Just south of the Great Rift Valley is the region of Yirgacheffe. The small-scale farmers here grow their coffee intermixed with fruit trees and false banana (a main food staple) in garden-size plots beside their traditionally round thatch-roofed homes. The high elevation of the Yirgacheffe region contributes to the intense aromatic characteristics of the coffee. Our lot was produced using a natural sun-dried process. This means the coffee cherries were harvested and allowed to dry around the beans inside. This method helps develop a deep body and tones of dried fruit and spice in the cup.
The Zaragoza name comes from one of the primary communities within the 21st of September coffee cooperative in the southern state of Oaxaca. Thirty-five percent of the co-op is made of up women farm owners and in 2008 Allegro began to purchase exclusive lots of their coffees in addition to the regular lots.
Our Agustino Forest Colombia is grown by the Asoguar (La Argentina Forest Ranger Association) in the municipality of San Agustin, Huila. There are 104 members of the group composed of indigenous and afro-descendant families. The aim of the group is towards environmental conservation and producing socially sustainable alternatives to illicit crops.
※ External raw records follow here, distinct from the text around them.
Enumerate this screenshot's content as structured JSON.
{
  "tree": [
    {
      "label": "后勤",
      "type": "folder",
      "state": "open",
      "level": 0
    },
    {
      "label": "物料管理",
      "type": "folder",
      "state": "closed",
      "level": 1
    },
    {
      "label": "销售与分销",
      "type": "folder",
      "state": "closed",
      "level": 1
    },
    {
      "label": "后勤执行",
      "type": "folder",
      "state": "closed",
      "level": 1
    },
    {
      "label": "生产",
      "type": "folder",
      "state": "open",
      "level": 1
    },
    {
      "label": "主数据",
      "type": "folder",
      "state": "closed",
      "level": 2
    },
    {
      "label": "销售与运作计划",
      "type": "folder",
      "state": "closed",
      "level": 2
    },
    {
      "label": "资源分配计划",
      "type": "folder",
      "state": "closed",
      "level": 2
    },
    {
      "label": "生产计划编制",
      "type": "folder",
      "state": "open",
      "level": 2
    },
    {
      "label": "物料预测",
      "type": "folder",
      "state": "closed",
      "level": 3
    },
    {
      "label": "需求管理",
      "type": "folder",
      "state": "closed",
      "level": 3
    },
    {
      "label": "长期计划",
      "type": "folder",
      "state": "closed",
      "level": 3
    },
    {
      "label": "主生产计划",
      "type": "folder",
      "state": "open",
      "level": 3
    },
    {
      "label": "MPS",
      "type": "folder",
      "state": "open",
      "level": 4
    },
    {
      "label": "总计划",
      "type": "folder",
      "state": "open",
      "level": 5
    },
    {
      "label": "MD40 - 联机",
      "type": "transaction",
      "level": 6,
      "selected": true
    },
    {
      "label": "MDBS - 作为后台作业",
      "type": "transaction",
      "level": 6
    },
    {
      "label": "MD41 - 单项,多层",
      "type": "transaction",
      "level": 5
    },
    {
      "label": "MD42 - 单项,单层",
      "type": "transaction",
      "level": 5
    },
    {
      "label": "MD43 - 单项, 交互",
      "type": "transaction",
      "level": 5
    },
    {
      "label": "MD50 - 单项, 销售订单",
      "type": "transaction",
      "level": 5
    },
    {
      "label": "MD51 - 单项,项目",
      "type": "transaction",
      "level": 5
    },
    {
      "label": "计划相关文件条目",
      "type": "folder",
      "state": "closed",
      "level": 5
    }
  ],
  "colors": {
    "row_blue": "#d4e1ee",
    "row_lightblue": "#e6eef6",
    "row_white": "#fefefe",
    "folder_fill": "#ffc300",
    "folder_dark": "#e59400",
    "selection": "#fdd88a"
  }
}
The Dota co-op is located in Santa Maria de Dota, a high mountain valley in the Tarrazu region of Costa Rica. Allegro began sourcing coffee from Dota in the 90's making it one of our longest standing relationships. 87% of the Dota valley is a forest preserve. A graduate from Earth University, Ortencia, is in charge of the co-ops environmental program which includes: earth worm composting, bio-gas production, water conservation, and shade management. The farm also runs a small test organic farm to teach the members how to grow coffee using ecologically-friendly methods. Funds from the sale of this coffee go to support the Earth University scholorship program.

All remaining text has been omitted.